The European Council / IGC / Italian presidency

Mr President, Mr President-in-Office of the Council, Mr President of the Commission, the failure of the draft constitution has obscured the fact that a number of positive decisions were taken at the Brussels summit, on such matters as, for example, the European security strategy. How, though, is such a strategy meant to be implemented if both the common political will for it and common institutions – such as a European foreign minister – are absent?

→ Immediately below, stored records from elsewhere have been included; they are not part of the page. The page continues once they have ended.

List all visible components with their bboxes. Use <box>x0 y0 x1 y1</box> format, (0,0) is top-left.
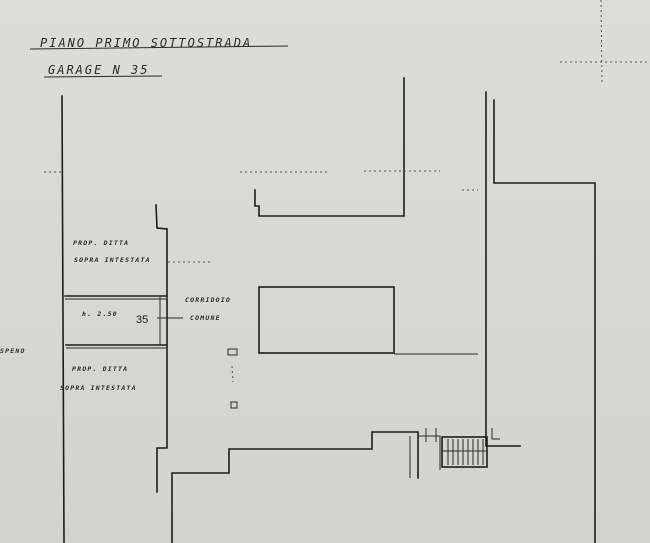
dotted-reference-line <box>600 0 603 83</box>
doorway-jambs <box>409 435 441 478</box>
owner-note-bottom-line2: SOPRA INTESTATA <box>60 384 137 392</box>
corner-tick <box>491 428 500 440</box>
plan-subtitle: GARAGE N 35 <box>48 63 149 77</box>
stair-block <box>441 436 488 468</box>
garage-right-wall <box>155 204 168 493</box>
corridor-label-line2: COMUNE <box>190 314 221 322</box>
upper-central-wall <box>254 77 405 217</box>
corridor-left-wall <box>485 91 521 447</box>
doorway-ticks <box>425 428 437 442</box>
small-square-marker <box>227 348 238 356</box>
plan-title-underline <box>29 45 289 50</box>
garage-number-label: 35 <box>136 314 148 326</box>
small-square-marker <box>230 401 238 409</box>
stair-outline <box>441 436 488 468</box>
dotted-reference-line <box>231 365 234 383</box>
owner-note-top-line1: PROP. DITTA <box>73 239 129 247</box>
owner-note-top-line2: SOPRA INTESTATA <box>74 256 151 264</box>
left-outer-wall <box>61 95 65 543</box>
height-label: h. 2.50 <box>82 310 118 318</box>
owner-note-bottom-line1: PROP. DITTA <box>72 365 128 373</box>
plan-subtitle-underline <box>43 75 163 78</box>
central-block <box>258 286 395 354</box>
plan-title: PIANO PRIMO SOTTOSTRADA <box>40 36 252 50</box>
corridor-right-wall <box>493 99 596 543</box>
edge-fragment-label: SPENO <box>0 347 26 355</box>
corridor-label-line1: CORRIDOIO <box>185 296 231 304</box>
stepped-lower-wall <box>171 431 419 543</box>
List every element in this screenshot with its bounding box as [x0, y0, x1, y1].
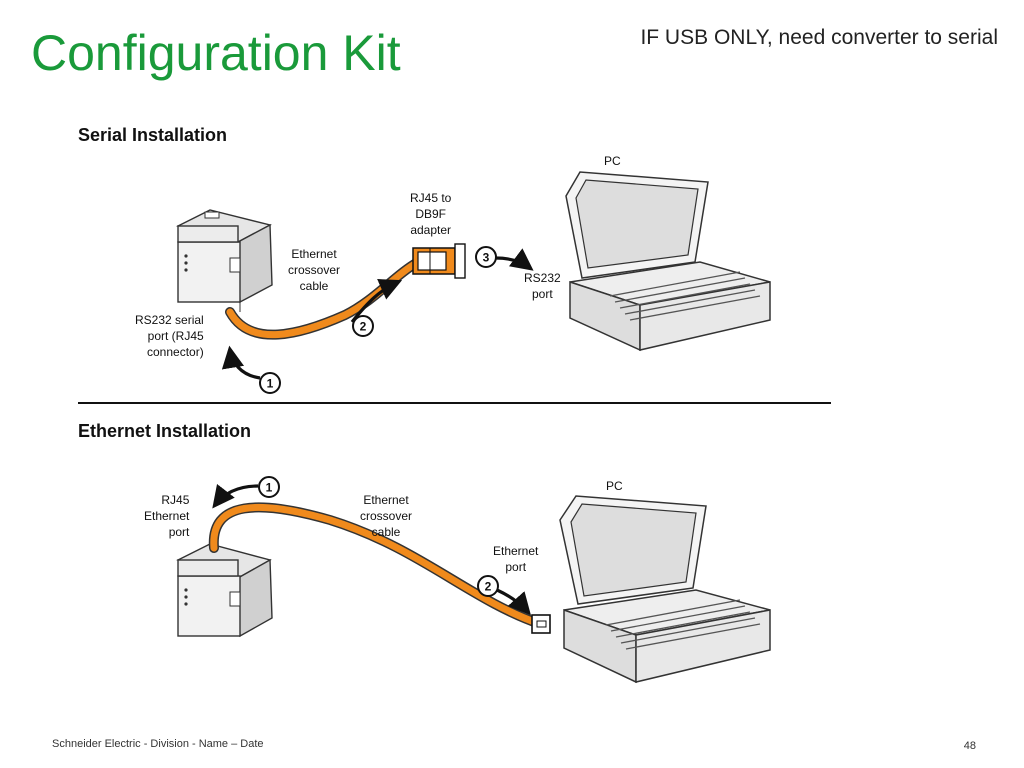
- ethernet-port-label: Ethernet port: [493, 544, 539, 574]
- eth-step1-arrow: [212, 483, 259, 509]
- step2-arrow: [350, 279, 403, 323]
- device-serial-port-label: RS232 serial port (RJ45 connector): [135, 313, 204, 359]
- step-number: 2: [360, 320, 367, 334]
- step3-arrow: [495, 248, 534, 271]
- serial-pc-laptop-icon: [565, 171, 771, 352]
- section-divider: [78, 402, 831, 404]
- footer-text: Schneider Electric - Division - Name – D…: [52, 738, 264, 750]
- serial-installation-heading: Serial Installation: [78, 125, 228, 145]
- ethernet-pc-laptop-icon: [559, 495, 771, 684]
- ethernet-plug-icon: [531, 614, 551, 634]
- rs232-port-label: RS232 port: [524, 271, 561, 301]
- page-number: 48: [963, 740, 976, 752]
- ethernet-pc-label: PC: [606, 479, 623, 493]
- step-number: 3: [483, 251, 490, 265]
- serial-step-2-marker: 2: [352, 315, 374, 337]
- serial-step-1-marker: 1: [259, 372, 281, 394]
- serial-device-icon: [176, 209, 273, 312]
- db9f-adapter-icon: [412, 243, 466, 279]
- usb-note: IF USB ONLY, need converter to serial: [640, 26, 998, 49]
- ethernet-step-2-marker: 2: [477, 575, 499, 597]
- step-number: 1: [267, 377, 274, 391]
- ethernet-device-icon: [176, 543, 273, 638]
- serial-pc-label: PC: [604, 154, 621, 168]
- step-number: 2: [485, 580, 492, 594]
- rj45-port-label: RJ45 Ethernet port: [144, 493, 190, 539]
- slide-title: Configuration Kit: [31, 25, 401, 81]
- ethernet-step-1-marker: 1: [258, 476, 280, 498]
- step-number: 1: [266, 481, 273, 495]
- adapter-label: RJ45 to DB9F adapter: [410, 191, 452, 237]
- serial-step-3-marker: 3: [475, 246, 497, 268]
- eth-step2-arrow: [496, 588, 531, 616]
- ethernet-installation-heading: Ethernet Installation: [78, 421, 252, 441]
- ethernet-cable-label: Ethernet crossover cable: [360, 493, 413, 539]
- step1-arrow: [221, 345, 261, 380]
- serial-cable-label: Ethernet crossover cable: [288, 247, 341, 293]
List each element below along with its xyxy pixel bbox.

Today, Mr President-in-Office of the Council, you have declared, and rightly, that we are in a very, very precarious position as regards competition with the United States of America and with Asia, and you also referred to the state of affairs in the Far East, which amounts almost to anarchy. You were right to do so; how are we to compete successfully with them without a common will and common institutions, if we do not join together as Europeans in, for example, ensuring that Kyoto is implemented as a whole? Already, I hear many European industrialists saying, `We cannot be the only ones to implement Kyoto, or we will lose our competitive edge.´ That is only possible provided that a minimum of social and human rights is enforced, along with protection for the environment, provided that this shared constitutional Europe comes into being. The capacity of common purpose to accomplish something has been demonstrated by the way in which the Americans have dispensed with steel tariffs. If Europe acts together and presents a united front, we too have the opportunity and the capacity to get things done together.
This leads me to agree wholeheartedly with Mr Poettering that we need a European constitution as a symbol and as an instrument if we are to make this common purpose a reality on the global stage too. It is for that reason that I do not see the creation, at this point in time, of a core Europe as a way out. I might add that it is generally not the core of a fruit that is interesting, but its pulp, so creating a smaller core Europe is not a way out. Instead, Europe must be great, and we must hold it in common. If a few are unwilling to join in, then we have to consider how we are to achieve this constitutional Europe, this Europe in which as many as possible can share and which is open to all.
What this means is that both the Italian and Irish Presidencies of the Council must now carry the message that we have to work in order to bring about a common Europe with a common constitution and with as many Member States as possible. We must not allow our vision to fade away, nor must we, under any circumstances, abandon a common Europe with a common constitution!